The mean and variance of this distribution is set by macroeconomic variables -- like NGDP and the money supply [1].
If one person takes a nominal wage cut, he or she would move along the red arrow to a position on the negative growth side to the left of the vertical line. It doesn't impact the shape of the distribution too much. However, if lots of people do it, you'd end up with a different distribution:

If this were a thermodynamic variable, the particles on the left side would "experience" an entropic force to return to the original distribution .. because that original distribution represented the most likely configuration consistent with the macro scale variables. The individual particles wouldn't actually feel any force, they'd just end up by random chance back in the most likely configuration.
Well, in the information transfer picture, the labor force would experience that same entropic force. That is to say, they wouldn't feel anything themselves -- in aggregate the labor force would just keep the same distribution of nominal wage growth. Some people would move up, some down. The distribution of wages would have a tendency to stay the same since they are set by macro variables, few people end up with negative nominal wage adjustments to an exogenous shock and wages appear to be "sticky" [2].

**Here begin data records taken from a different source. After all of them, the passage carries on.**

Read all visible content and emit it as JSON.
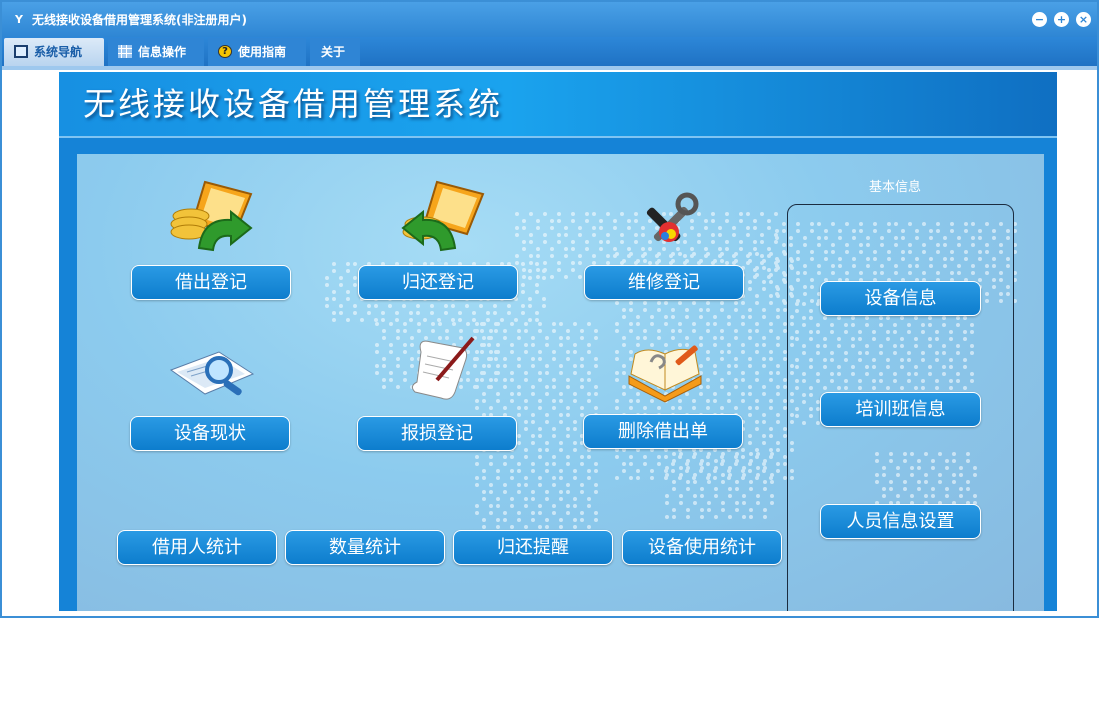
{
  "window": {
    "title": "无线接收设备借用管理系统(非注册用户)",
    "app_icon": "Y",
    "controls": {
      "minimize": "−",
      "maximize": "+",
      "close": "×"
    }
  },
  "menu": [
    {
      "label": "系统导航",
      "icon": "monitor-icon"
    },
    {
      "label": "信息操作",
      "icon": "grid-icon"
    },
    {
      "label": "使用指南",
      "icon": "help-icon"
    },
    {
      "label": "关于"
    }
  ],
  "banner": {
    "title": "无线接收设备借用管理系统"
  },
  "actions": {
    "borrow": "借出登记",
    "return": "归还登记",
    "repair": "维修登记",
    "status": "设备现状",
    "damage": "报损登记",
    "delete": "删除借出单",
    "borrower_stats": "借用人统计",
    "quantity_stats": "数量统计",
    "return_reminder": "归还提醒",
    "usage_stats": "设备使用统计"
  },
  "basic_info": {
    "title": "基本信息",
    "items": [
      "设备信息",
      "培训班信息",
      "人员信息设置"
    ]
  },
  "colors": {
    "titlebar": "#3a93dc",
    "button": "#1a8bd8",
    "banner": "#1583d7",
    "content_bg": "#8ccbee"
  }
}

Right now you might be saying: "Wait, how can a recession happen at all in this picture?" There are two ways. One is to throw people out of this distribution in proportion to the distribution itself (subtracting a Gaussian from a Gaussian with the same mean and variance is just a re-normalized Gaussian with the same mean and variance). In this case unemployment spikes and you get a one time drop in NGDP that reduces the average growth rate going forward (see footnote [1]). This picture is below:

This mechanism predicts that the distribution of the wage growth of the about-to-be unemployed before the layoffs is roughly the same as the wage growth distribution of the employed before the layoffs. That is to say most people laid off would have had the average wage growth of the employed before the layoffs -- that people with low wage growth or high wage growth prior to the layoffs are not over- or under-represented in layoffs.
The second way is for the market to stop transferring information, prices stop detecting the information flow and nominal wage growth freezes (goes to zero -- see e.g. here [link fixed 10/3/2014]). If I(D) is the information source (demand) and I(S) is the information destination (supply), then this represents a case where I(S) < I(D). It could be described as a coordination failure (the information in peoples' expectations is lost as their inconsistent plans fall apart) or incorrect expectations which lead to information loss.
The first way, we maintain I(S) ≈ I(D); second way is a market failure -- I(S) ≠ I(D). My opinion is that a little of both happens. Its a bit like trying to get the price tag sticker [2] off of birthday card and ripping the card in the process. Your fight with entropy is partially successful and partially system failure. In this analogy, the economy is the card, the soon-to-be unemployed are the price sticker and you are acting as the economic shock to the system.
Footnotes:
[1] In particular, using the partition function approach, the mean of the wage growth distribution is ~ log NGDP/log M and the variance is ~ 1/log M.
[2] An entropic force we experience in our everyday lives is the stickiness of glue. There is literally nothing you are fighting against when you try to peel a price tag off something ... except entropy.